Low-dose vaginal hormone therapy
They are usually used to treat vaginal and urinary problems during menopause.
What does hormone therapy do to a woman?
The primary purpose of hormone therapy is to boost women's estrogen levels during menopause. However, anyone in a short supply of various hormones can benefit from hormone therapy. Our bodies can get out of whack for various reasons, and hormones are often the reason for it.
While boosting estrogen levels during menopause is the main reason women try hormone therapy, it certainly isn't limited to that. There are growth hormones, melatonin, thyroid hormones, progesterone, and many more. If any one of these becomes reduced or isn't produced, it can wreak havoc on your body and mind.
How does hormone therapy for women work?
Simply put, hormone therapy works the same way for women as it does for men. You're given a supplemental dose of a hormone that your body is low on. Here are some of the top ways that hormones are administered.
Creams, gels, or sprays, mainly for estrogen, are applied to the surface of your skin and absorbed into the bloodstream.
Oral supplements such as pills are among the most common forms of hormone therapy. They work the same way as vitamins or anything else in pill form.
Patches are increasing in popularity in terms of hormone therapy.
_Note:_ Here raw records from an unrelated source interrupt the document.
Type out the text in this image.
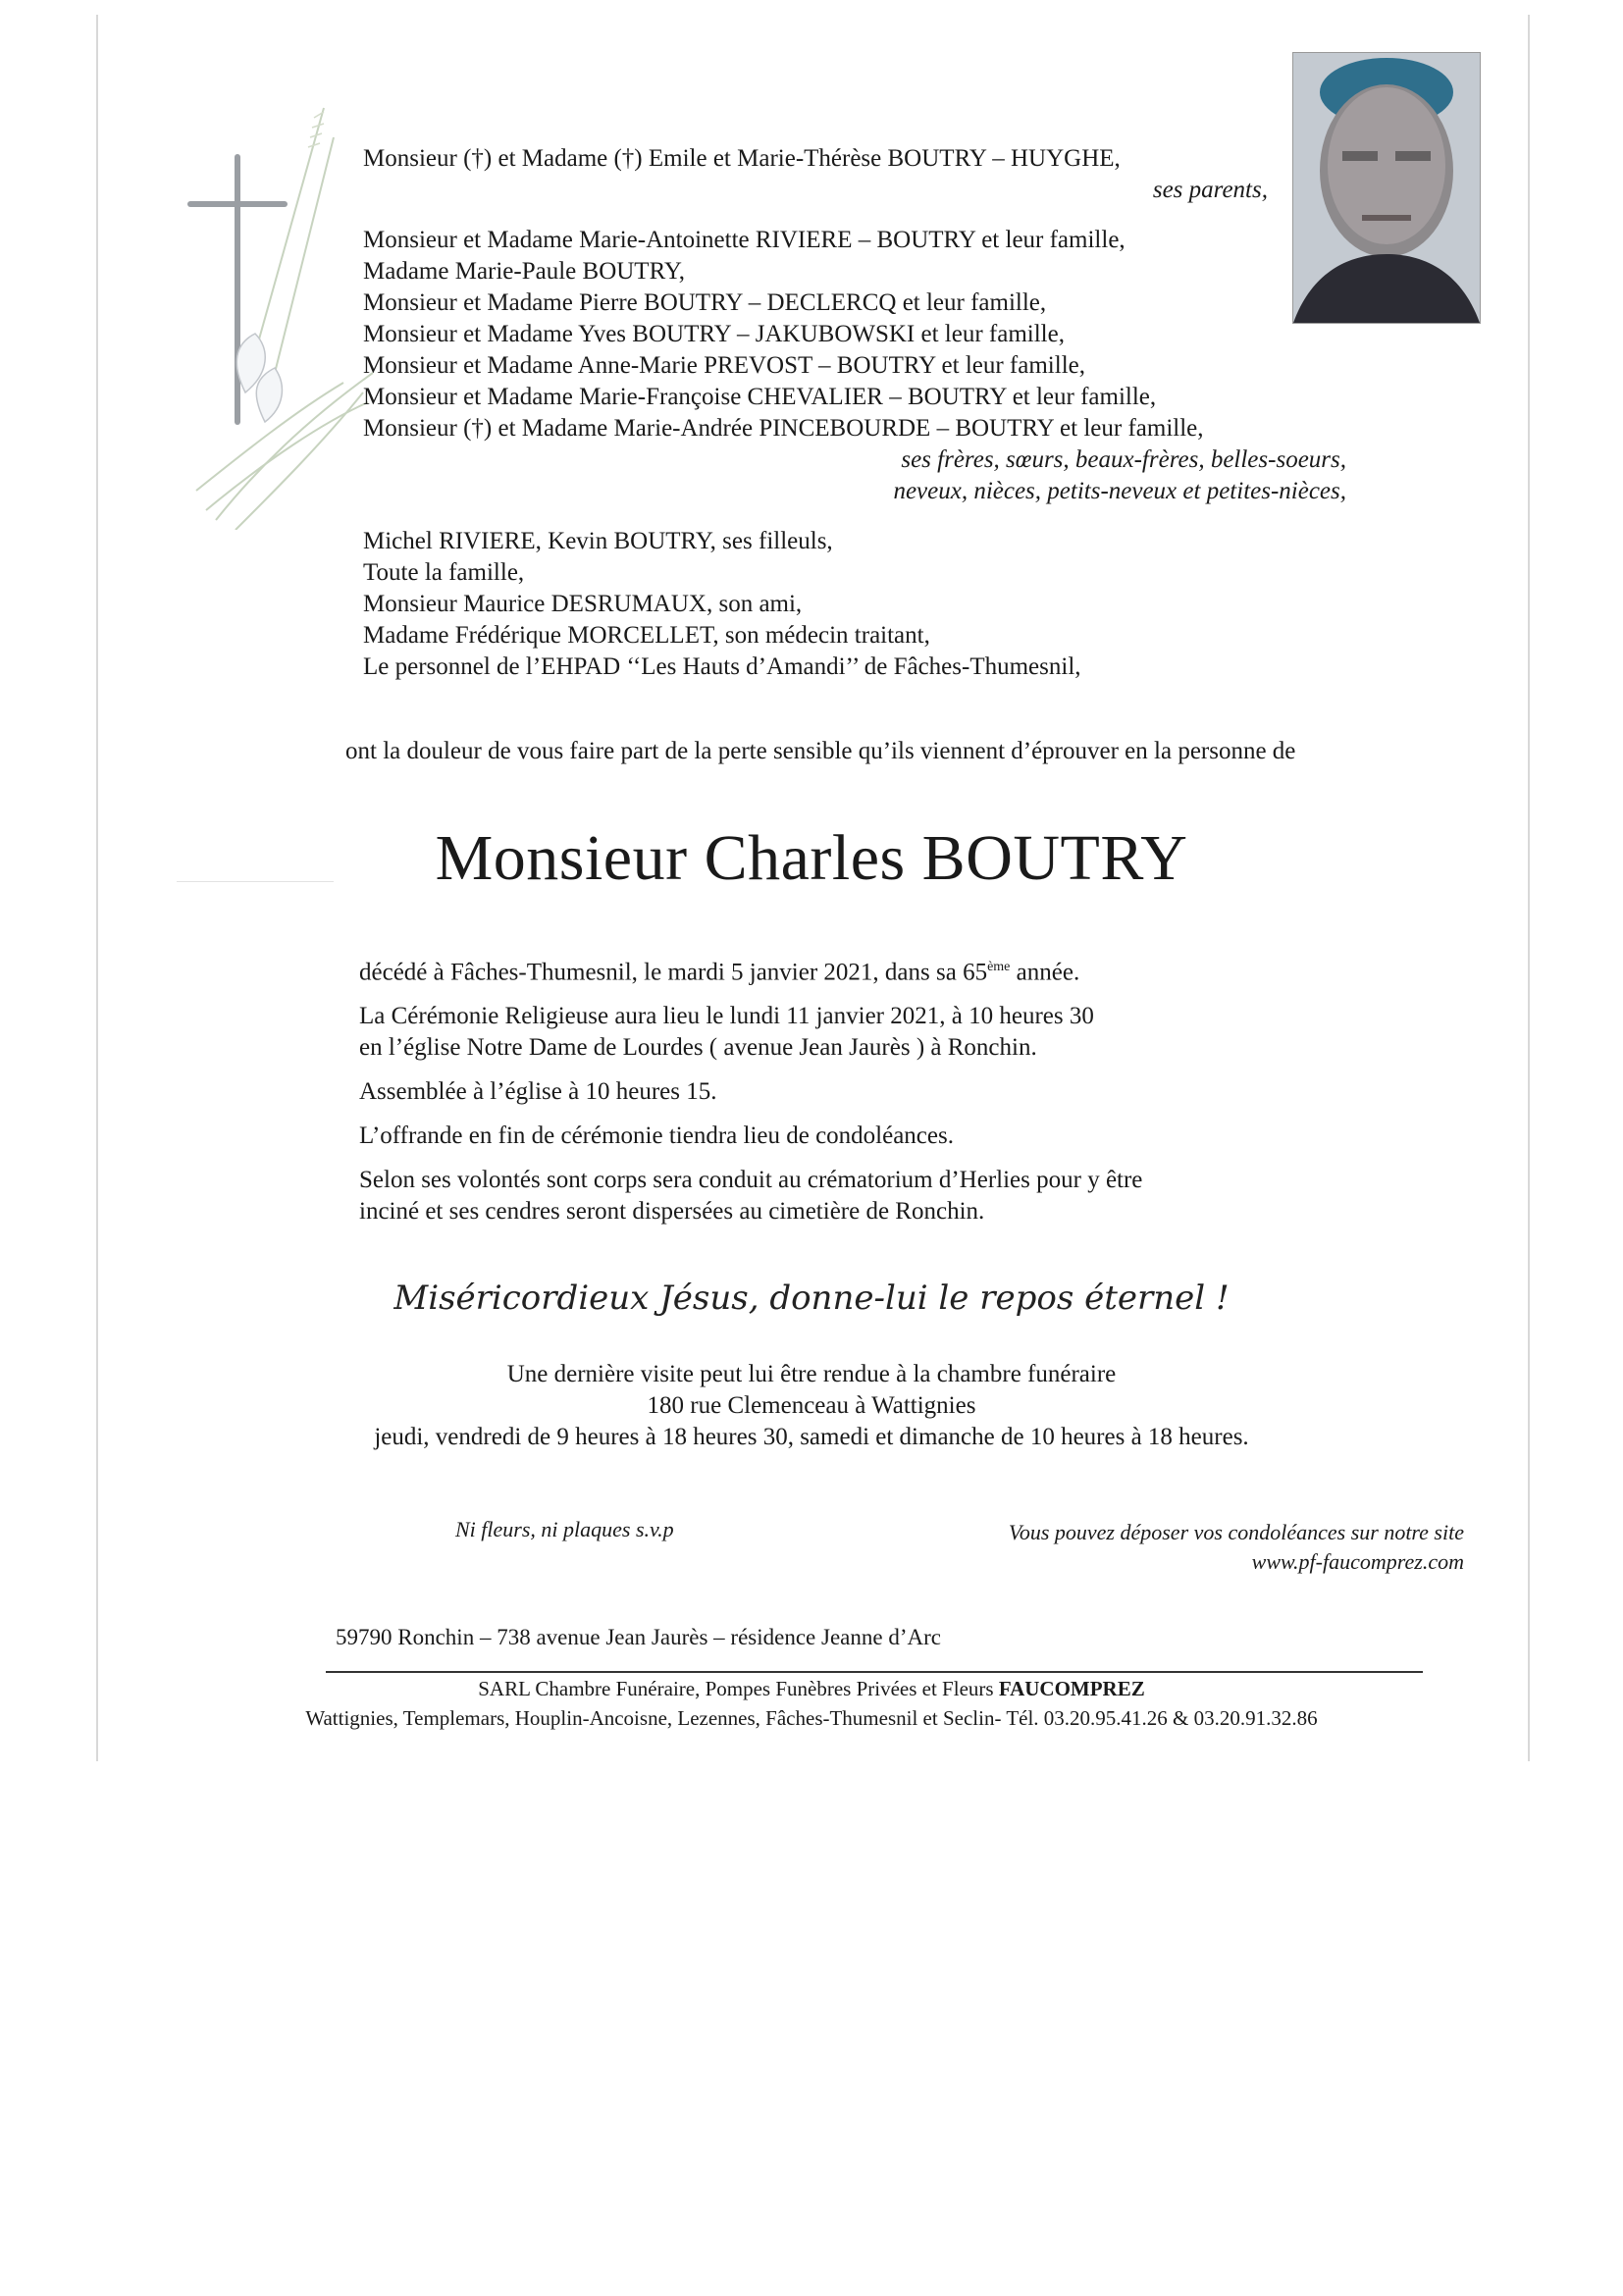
Monsieur (†) et Madame (†) Emile et Marie-Thérèse BOUTRY – HUYGHE,
ses parents,
Monsieur et Madame Marie-Antoinette RIVIERE – BOUTRY et leur famille,
Madame Marie-Paule BOUTRY,
Monsieur et Madame Pierre BOUTRY – DECLERCQ et leur famille,
Monsieur et Madame Yves BOUTRY – JAKUBOWSKI et leur famille,
Monsieur et Madame Anne-Marie PREVOST – BOUTRY et leur famille,
Monsieur et Madame Marie-Françoise CHEVALIER – BOUTRY et leur famille,
Monsieur (†) et Madame Marie-Andrée PINCEBOURDE – BOUTRY et leur famille,
ses frères, sœurs, beaux-frères, belles-soeurs,
neveux, nièces, petits-neveux et petites-nièces,
Michel RIVIERE, Kevin BOUTRY, ses filleuls,
Toute la famille,
Monsieur Maurice DESRUMAUX, son ami,
Madame Frédérique MORCELLET, son médecin traitant,
Le personnel de l’EHPAD ‘‘Les Hauts d’Amandi’’ de Fâches-Thumesnil,
ont la douleur de vous faire part de la perte sensible qu’ils viennent d’éprouver en la personne de
Monsieur Charles BOUTRY

décédé à Fâches-Thumesnil, le mardi 5 janvier 2021, dans sa 65ème année.

La Cérémonie Religieuse aura lieu le lundi 11 janvier 2021, à 10 heures 30
en l’église Notre Dame de Lourdes ( avenue Jean Jaurès ) à Ronchin.

Assemblée à l’église à 10 heures 15.

L’offrande en fin de cérémonie tiendra lieu de condoléances.

Selon ses volontés sont corps sera conduit au crématorium d’Herlies pour y être
inciné et ses cendres seront dispersées au cimetière de Ronchin.

Miséricordieux Jésus, donne-lui le repos éternel !
Une dernière visite peut lui être rendue à la chambre funéraire
180 rue Clemenceau à Wattignies
jeudi, vendredi de 9 heures à 18 heures 30, samedi et dimanche de 10 heures à 18 heures.
Ni fleurs, ni plaques s.v.p	Vous pouvez déposer vos condoléances sur notre site
www.pf-faucomprez.com
59790 Ronchin – 738 avenue Jean Jaurès – résidence Jeanne d’Arc
SARL Chambre Funéraire, Pompes Funèbres Privées et Fleurs FAUCOMPREZ
Wattignies, Templemars, Houplin-Ancoisne, Lezennes, Fâches-Thumesnil et Seclin- Tél. 03.20.95.41.26 & 03.20.91.32.86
The patch is applied to your skin which then absorbs the contents of the patch into your bloodstream.
Combination therapies are when two or more different hormones are added to your system. Estrogen is almost always the culprit for most hormonal shortages, but there's a good chance you could benefit from additional hormones.
Am I a good candidate for hormone therapy?
Many women would likely benefit from hormone therapy, but most are not willing to try it. However, if you suffer from hot flashes, are going through menopause, struggle with bone mass or osteoporosis, or are experiencing painful sex or vaginal dryness, hormone therapy can help. Hormone therapy also reduces the risk of heart disease and can help you get a better night's sleep.